About crying in babies
Babies are born with the ability to cry. Crying is their main way of telling you what they need or how they feel. They cry when they’re hungry, tired, uncomfortable, sick or in pain. Sometimes they cry because they need a change of scenery or comfort, or because they need to know you’re there.
But it can sometimes be hard to work out what your crying baby needs. So when your baby cries, start by checking that baby isn’t sick or hurt. If you’re not sure, make an appointment with your GP or call your child and family health nurse.
Crying and fussing: what to expect
Babies cry a lot in their first 3 months. On average, babies cry and fuss for almost 2 hours a day, and around 1 in 10 babies cry for a lot longer than this.
Crying usually reaches a peak at about 6 weeks of age and then gradually lessens to approximately an hour a day by 12 weeks of age.
Colic is when babies cry for no obvious reason and are almost impossible to settle. If you think your baby has colic, it’s a good idea to get a check-up with your GP or paediatrician to rule out medical causes for crying.
How to manage your baby’s crying: tips
The first step is to check whether your baby is hungry, tired or uncomfortable. You might be able to respond to your baby’s crying by:
- feeding baby
- putting baby down for a sleep
- changing baby’s nappy.
Here are other tips for comforting your baby and reassuring them that you’re nearby. Some of these tips are useful for crying at any time of day, and some are most useful for crying at sleep time. You might need to try different things at different times – just experiment to see what suits you and your baby best.
Moving your baby
- Gently rock or carry your baby in a baby carrier or sling. Sometimes movement and closeness to a parent can soothe babies.
- Go for a walk or a drive, as long as you’re not too tired. Being on the move can be calming for you and your baby.
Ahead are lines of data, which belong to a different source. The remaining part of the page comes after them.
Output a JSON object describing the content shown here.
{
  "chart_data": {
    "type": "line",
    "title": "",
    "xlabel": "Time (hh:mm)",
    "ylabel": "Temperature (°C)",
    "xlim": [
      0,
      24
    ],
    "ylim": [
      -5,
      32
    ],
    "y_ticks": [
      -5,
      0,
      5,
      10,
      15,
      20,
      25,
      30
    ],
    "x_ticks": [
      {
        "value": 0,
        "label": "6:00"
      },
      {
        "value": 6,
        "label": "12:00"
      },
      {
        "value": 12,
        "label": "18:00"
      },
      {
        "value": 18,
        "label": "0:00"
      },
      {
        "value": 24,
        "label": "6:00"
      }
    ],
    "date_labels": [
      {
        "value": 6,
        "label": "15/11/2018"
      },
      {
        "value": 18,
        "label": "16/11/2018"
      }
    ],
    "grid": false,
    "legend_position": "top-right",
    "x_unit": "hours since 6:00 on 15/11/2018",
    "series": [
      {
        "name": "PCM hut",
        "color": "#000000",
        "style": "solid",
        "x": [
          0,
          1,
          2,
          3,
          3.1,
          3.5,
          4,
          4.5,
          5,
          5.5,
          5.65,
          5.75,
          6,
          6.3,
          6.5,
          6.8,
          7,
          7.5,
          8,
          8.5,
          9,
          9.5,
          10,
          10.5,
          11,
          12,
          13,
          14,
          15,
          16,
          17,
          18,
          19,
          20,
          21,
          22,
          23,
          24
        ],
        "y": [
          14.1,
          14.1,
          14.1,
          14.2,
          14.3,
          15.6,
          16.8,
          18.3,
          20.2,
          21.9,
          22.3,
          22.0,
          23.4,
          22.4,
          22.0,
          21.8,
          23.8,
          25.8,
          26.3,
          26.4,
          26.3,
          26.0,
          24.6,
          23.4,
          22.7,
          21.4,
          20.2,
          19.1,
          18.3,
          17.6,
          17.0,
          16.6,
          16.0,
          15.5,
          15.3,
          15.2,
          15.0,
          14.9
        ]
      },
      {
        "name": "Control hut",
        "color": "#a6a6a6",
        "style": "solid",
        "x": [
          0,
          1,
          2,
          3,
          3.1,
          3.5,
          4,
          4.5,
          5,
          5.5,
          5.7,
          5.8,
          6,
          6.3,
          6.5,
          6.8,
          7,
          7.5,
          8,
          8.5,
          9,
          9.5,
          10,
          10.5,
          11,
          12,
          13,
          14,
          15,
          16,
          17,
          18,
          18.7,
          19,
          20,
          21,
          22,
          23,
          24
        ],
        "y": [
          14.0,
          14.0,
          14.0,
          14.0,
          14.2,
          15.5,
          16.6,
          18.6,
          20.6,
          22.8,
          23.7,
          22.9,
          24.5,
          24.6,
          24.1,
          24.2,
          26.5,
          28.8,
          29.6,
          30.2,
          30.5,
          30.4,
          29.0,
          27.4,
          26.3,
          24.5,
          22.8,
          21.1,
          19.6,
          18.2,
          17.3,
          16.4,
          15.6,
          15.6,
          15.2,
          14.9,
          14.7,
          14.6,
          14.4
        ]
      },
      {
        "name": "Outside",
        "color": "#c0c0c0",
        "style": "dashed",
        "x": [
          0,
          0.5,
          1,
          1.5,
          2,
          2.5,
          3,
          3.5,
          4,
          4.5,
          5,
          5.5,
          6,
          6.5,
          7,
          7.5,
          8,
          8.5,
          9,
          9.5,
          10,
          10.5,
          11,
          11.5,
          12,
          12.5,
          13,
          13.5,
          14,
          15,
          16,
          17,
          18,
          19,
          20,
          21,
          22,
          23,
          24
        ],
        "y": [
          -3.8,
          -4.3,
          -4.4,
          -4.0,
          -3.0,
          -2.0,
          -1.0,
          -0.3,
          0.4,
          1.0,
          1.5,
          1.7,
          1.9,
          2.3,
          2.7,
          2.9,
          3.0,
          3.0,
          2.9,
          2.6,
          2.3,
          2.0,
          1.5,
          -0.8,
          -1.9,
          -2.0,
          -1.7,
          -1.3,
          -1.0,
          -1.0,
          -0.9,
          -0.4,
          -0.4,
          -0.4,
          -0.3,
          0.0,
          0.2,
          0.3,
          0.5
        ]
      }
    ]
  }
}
Note that leaving your baby to sleep unsupervised in a pram or car seat isn’t recommended.
Calming and relaxing your baby
- Give your baby a warm bath.
- Try baby massage. This might help you relax too. It can also strengthen the bond between you and your baby. Your child and family health nurse can teach you how to do baby massage.
Settling and soothing your baby for sleep
- Wrap your baby. This can help your baby feel secure. Don’t wrap your baby if they show signs of rolling onto their tummy (around 4-6 months).
- Try responsive settling techniques like rocking or patting baby in their cot. Gently turn baby onto their back if they fall asleep.
- Offer a dummy or the breast. Sometimes your baby isn’t hungry but wants or needs to suck. If baby is 3-4 months or older, you could also help them find their own fingers or thumb to suck.
- Speak softly to your baby, sing to baby or play soft music. White noise can also soothe some babies. You could try a fan, a vacuum or a radio set to the static between stations.
- Calm things down by dimming the lights, which helps to reduce stimulation.
Managing your own feelings
Try putting in some imaginary earplugs. Let the sound of the crying pass through you, and remind yourself that everything is OK. You’re doing all you can to help your baby.
Babies feel safe and secure when you interact with them in warm, loving and responsive ways. So you can’t spoil babies by picking them up, cuddling them or talking to them. Feed your baby whenever you think they’re hungry, and pick up your baby to offer comfort when they’re crying.
Looking after yourself when your baby is crying
If your baby is crying a lot, it’s very important to look after yourself. Even just 5 minutes reading a book, walking around the block or doing some meditation can give you a break if you’re feeling stressed, anxious or angry. Or sometimes it might help to have another person take over for a while. If you can, ask your partner or a friend or relative to help out.
Seeking support is an important part of looking after yourself. It’s good for you, and it’s good for your family. If you need support, you can phone your GP or child and family health nurse. They might do phone consultations. You could also call Lifeline on 131 114 or Beyond Blue on 1300 224 636.
You should also see your GP or nurse if you or your partner experiences the signs of postnatal depression in birthing mothers or postnatal depression in non-birthing parents. Symptoms of postnatal depression include feeling sad and crying for no obvious reason, feeling irritable, having difficulty coping and feeling very anxious.
Never shake a baby. It can cause bleeding inside the brain and likely permanent brain damage. If you feel like you can’t cope, put your baby in a safe place like a cot. Try going to another room to breathe deeply or calling your state or territory parenting helpline.